The two major differences between adult and pediatric patients relative to xenobiotic distribution are those of body fluid compartments and xenobiotic binding to serum proteins. Body fluid compartments undergo tremendous alterations as the neonate grows. As the neonate matures, significant changes occur in both the percentage of total body water and the ratio of compartmental volumes. Although both the percentage of total body water and the volume of the extracellular versus the intracellular compartment decrease as the animal ages, the change in the ratio of extracellular to intracellular volume is significantly greater.¹⁰ Daily fluid requirements are greater in neonatal and pediatric patients because a larger proportion of their body weight is represented by body water. The net effect on xenobiotic distribution depends on these differences in body compartments. Most water-soluble compounds are distributed into extracellular fluids. Plasma concentrations of these compounds are lower in pediatric patients compared with adults because the volume into which the compound is distributed is greater in the young. Unbound lipid-soluble compounds have the same type of distribution because they are distributed into total body water. Changes in xenobiotic distribution directly alter the half-life of that xenobiotic. Increases in distribution directly decrease the plasma concentration, a fact that may potentially protect the pediatric patient from toxic xenobiotic concentrations.¹¹

Distribution of lipid-soluble compounds that accumulate in the fat (e.g., some organophosphates and chlorinated hydrocarbons) may be decreased because of a smaller proportion of body fat in the pediatric patient. Xenobiotic plasma concentrations may be higher, but the half-life is shorter. The movement of many fat-soluble compounds may be facilitated by their high tendency to bind to plasma proteins. This binding decreases their ability to be distributed to target tissues.
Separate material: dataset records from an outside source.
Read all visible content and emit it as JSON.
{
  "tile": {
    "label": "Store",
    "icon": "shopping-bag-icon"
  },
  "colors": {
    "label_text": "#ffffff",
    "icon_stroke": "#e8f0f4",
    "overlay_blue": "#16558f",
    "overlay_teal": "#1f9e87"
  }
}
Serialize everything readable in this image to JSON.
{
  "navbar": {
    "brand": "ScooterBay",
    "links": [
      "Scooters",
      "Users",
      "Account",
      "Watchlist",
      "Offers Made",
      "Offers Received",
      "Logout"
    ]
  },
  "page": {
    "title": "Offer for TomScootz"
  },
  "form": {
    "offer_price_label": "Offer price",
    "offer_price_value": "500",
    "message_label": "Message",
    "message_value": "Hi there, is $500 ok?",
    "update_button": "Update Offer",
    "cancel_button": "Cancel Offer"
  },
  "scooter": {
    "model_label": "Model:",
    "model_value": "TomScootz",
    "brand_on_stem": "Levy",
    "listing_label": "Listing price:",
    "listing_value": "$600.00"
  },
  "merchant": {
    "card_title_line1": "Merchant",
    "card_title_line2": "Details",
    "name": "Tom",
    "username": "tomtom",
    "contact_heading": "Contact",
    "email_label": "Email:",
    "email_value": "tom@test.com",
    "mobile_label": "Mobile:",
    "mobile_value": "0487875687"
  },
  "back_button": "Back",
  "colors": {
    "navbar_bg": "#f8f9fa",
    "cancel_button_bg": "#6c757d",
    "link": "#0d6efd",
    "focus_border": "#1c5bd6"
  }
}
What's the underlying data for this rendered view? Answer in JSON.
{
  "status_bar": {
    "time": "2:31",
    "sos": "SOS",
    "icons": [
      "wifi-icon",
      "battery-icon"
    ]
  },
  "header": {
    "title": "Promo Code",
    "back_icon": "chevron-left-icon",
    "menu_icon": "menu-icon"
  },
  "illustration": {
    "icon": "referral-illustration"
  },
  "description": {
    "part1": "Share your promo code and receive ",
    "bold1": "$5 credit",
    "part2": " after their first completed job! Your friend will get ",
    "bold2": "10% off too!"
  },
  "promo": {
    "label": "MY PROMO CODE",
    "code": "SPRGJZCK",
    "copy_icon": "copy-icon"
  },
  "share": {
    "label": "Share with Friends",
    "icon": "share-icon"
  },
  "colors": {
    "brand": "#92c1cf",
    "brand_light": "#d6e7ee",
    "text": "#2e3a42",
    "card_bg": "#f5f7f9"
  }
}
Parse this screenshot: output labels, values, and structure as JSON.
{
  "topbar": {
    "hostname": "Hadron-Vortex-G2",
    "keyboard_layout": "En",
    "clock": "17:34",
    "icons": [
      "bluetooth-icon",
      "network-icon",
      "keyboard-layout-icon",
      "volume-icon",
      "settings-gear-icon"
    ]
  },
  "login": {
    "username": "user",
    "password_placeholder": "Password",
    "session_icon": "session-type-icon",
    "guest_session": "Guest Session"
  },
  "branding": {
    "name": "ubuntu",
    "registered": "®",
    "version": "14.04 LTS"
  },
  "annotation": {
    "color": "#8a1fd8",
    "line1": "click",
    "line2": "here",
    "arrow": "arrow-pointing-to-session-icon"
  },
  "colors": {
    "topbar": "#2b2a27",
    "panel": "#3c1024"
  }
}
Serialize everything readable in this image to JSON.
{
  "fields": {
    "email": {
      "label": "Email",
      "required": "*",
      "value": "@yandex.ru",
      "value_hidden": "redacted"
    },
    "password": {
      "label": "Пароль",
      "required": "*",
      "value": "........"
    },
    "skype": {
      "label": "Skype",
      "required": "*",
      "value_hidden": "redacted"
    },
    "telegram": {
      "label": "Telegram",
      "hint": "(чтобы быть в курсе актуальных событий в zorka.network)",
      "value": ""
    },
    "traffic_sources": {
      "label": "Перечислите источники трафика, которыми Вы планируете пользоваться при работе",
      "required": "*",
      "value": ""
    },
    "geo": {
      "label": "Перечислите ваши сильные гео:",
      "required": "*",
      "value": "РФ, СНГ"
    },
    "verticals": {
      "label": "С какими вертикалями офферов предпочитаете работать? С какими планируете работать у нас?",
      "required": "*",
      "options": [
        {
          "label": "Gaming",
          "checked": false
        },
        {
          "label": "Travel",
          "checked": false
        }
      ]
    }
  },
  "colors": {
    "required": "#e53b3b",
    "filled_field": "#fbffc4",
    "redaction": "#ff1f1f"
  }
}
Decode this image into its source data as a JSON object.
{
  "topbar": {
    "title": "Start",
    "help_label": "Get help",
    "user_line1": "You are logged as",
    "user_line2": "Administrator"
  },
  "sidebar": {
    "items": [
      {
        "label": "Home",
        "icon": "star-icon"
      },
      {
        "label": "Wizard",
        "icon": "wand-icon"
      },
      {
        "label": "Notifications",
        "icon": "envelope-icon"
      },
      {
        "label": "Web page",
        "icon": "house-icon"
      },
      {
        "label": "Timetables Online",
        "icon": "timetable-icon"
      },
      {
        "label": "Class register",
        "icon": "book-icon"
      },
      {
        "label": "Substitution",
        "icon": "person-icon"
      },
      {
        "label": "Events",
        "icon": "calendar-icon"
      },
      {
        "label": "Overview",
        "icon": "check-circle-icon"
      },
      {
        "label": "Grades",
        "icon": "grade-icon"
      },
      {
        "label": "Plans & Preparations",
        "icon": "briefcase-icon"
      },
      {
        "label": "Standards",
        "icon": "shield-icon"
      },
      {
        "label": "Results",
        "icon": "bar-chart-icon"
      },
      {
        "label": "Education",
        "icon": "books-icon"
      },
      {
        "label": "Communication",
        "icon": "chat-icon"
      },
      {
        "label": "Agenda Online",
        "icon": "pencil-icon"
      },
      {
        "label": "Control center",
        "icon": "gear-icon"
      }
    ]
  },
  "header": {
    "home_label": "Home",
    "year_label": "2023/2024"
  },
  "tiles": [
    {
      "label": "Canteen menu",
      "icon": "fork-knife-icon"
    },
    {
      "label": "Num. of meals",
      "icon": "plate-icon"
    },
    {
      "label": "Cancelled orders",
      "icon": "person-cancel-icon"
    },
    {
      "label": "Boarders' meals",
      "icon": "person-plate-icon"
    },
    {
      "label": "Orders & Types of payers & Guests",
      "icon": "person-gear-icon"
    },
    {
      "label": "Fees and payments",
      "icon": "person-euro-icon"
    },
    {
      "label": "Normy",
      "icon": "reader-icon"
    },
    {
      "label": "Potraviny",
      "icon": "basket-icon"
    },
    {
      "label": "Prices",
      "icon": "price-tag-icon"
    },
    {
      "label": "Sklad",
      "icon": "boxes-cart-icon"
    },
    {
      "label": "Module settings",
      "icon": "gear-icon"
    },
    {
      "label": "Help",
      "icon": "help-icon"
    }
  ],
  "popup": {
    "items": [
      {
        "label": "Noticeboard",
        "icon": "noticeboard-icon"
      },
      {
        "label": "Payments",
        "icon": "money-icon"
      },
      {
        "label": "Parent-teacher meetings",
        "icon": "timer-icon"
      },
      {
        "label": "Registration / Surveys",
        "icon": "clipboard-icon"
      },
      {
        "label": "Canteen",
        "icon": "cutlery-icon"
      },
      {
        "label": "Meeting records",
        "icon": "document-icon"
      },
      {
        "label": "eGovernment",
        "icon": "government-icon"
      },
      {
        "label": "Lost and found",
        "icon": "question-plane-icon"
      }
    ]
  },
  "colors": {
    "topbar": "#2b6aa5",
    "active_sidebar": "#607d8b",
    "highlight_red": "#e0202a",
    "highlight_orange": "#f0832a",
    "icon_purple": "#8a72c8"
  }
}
Predicting the distribution of highly protein bound compounds is complicated in the pediatric patient. Most compounds are bound to serum albumin, and basic xenobiotics have a high affinity for α₁-glycoproteins. Both of these proteins are available in lower concentrations in pediatric patients.¹² Additionally, differences in albumin structure and competition with endogenous substrates (e.g., bilirubin) for binding sites may decrease protein binding.^5,13 If bound xenobiotics are displaced, the risk of toxicity increases as the concentration of free pharmacologically active compounds rises. When a compound has a narrow therapeutic index and is highly protein bound, these age-related changes are significant. Xenobiotic half-life may rise because of increased amounts of compound that are unbound, allowing free distribution to the tissues and decreasing the plasma xenobiotic level.¹³ Despite the increased volume of distribution, the half-life of a compound may be “normalized” by the increased clearance of free xenobiotic.

Pediatric patients also have differences in regional organ blood flow that may alter xenobiotic disposition. Significant differences in renal blood flow can result in alterations in xenobiotic excretion.^14,15 Proportionally greater blood flow to the heart and brain in pediatric patients¹ increases the risk of adverse effects that may result from lower exposures to cardiac and central nervous system toxins. Neonatal patients have an increased permeability of the blood-brain barrier. This protects the brain from deficiencies in nutritional fuels in stressful states because oxidizable substrates, such as lactate, can pass from the blood into the central nervous system.¹⁶ However, this mechanism also increases the potential for central nervous system exposure to toxins. Brain cells that are normally protected in adults are at higher risk of exposure to toxins in the neonate.